Sunday, March 02, 2014
Courts - "Renting Delaware Judges for Secret Rulings"
The ILB had a post Jan. 23rd, quoting stories about the State of Delaware's plans to appeal a 3rd Circuit decision holding that, as Reuters reported, "the state violated the U.S. Constitution with its novel system of allowing judges to arbitrate private business disputes, which critics called secret trials."
Judith Resnik, a professor of law at Yale, had this op-ed in the Feb. 28th NY Times (there are 110 comments). A few quotes from the article:
NEW HAVEN — SHOULD wealthy litigants be able to rent state judges and courthouses to decide cases in private and keep the results secret?
The answer should be an easy no, but if the judges of Delaware’s Chancery Court persuade the United States Supreme Court to take their case and reverse lower federal court rulings outlawing that practice, corporations will, in Delaware, be able to do just that. * * *
Delaware passed a law in 2009 offering new privileges to well-heeled businesses. If litigants had at least $1 million at stake and were willing to pay $12,000 in filing fees and $6,000 a day thereafter, they could use Delaware’s chancery judges and courtrooms for what was called an “arbitration” that produced enforceable legal judgments.
Instead of open proceedings, filings would not be docketed, the courtroom would be closed to the public and the outcome would be secret.

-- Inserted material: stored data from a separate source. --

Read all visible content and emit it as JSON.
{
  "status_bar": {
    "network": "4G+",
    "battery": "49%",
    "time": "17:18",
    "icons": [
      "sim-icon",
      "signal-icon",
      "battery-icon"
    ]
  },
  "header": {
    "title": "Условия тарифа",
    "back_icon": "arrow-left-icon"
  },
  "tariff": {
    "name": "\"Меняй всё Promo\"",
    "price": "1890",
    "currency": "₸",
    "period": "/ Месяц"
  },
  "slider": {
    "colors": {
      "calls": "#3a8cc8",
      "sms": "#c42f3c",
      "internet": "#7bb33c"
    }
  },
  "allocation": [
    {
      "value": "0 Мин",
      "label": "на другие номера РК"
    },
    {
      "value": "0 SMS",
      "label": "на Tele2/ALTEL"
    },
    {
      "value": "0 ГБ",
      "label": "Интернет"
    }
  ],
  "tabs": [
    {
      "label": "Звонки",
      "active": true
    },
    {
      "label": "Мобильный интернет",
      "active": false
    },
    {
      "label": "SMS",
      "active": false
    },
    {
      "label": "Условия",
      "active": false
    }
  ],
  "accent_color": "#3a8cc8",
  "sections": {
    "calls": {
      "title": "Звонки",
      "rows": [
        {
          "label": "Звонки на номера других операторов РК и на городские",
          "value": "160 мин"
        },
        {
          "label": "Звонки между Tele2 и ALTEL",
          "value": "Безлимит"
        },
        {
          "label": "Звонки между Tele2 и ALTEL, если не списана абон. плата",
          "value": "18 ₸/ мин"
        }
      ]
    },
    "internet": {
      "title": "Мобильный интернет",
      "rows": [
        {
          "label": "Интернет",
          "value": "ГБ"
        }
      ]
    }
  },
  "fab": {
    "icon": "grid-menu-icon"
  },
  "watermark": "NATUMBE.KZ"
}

The Delaware Supreme Court could review judgments, but that court has not indicated whether appeals would also be confidential.
A group called the Coalition for Open Government, including news and civic organizations, objected that Delaware’s legislation was unconstitutional. In 2012, a federal judge agreed that the law violated the public’s right of access to civil proceedings under the First Amendment. A divided appellate court concurred. Delaware judges are now asking the Supreme Court to reinstate Delaware’s system.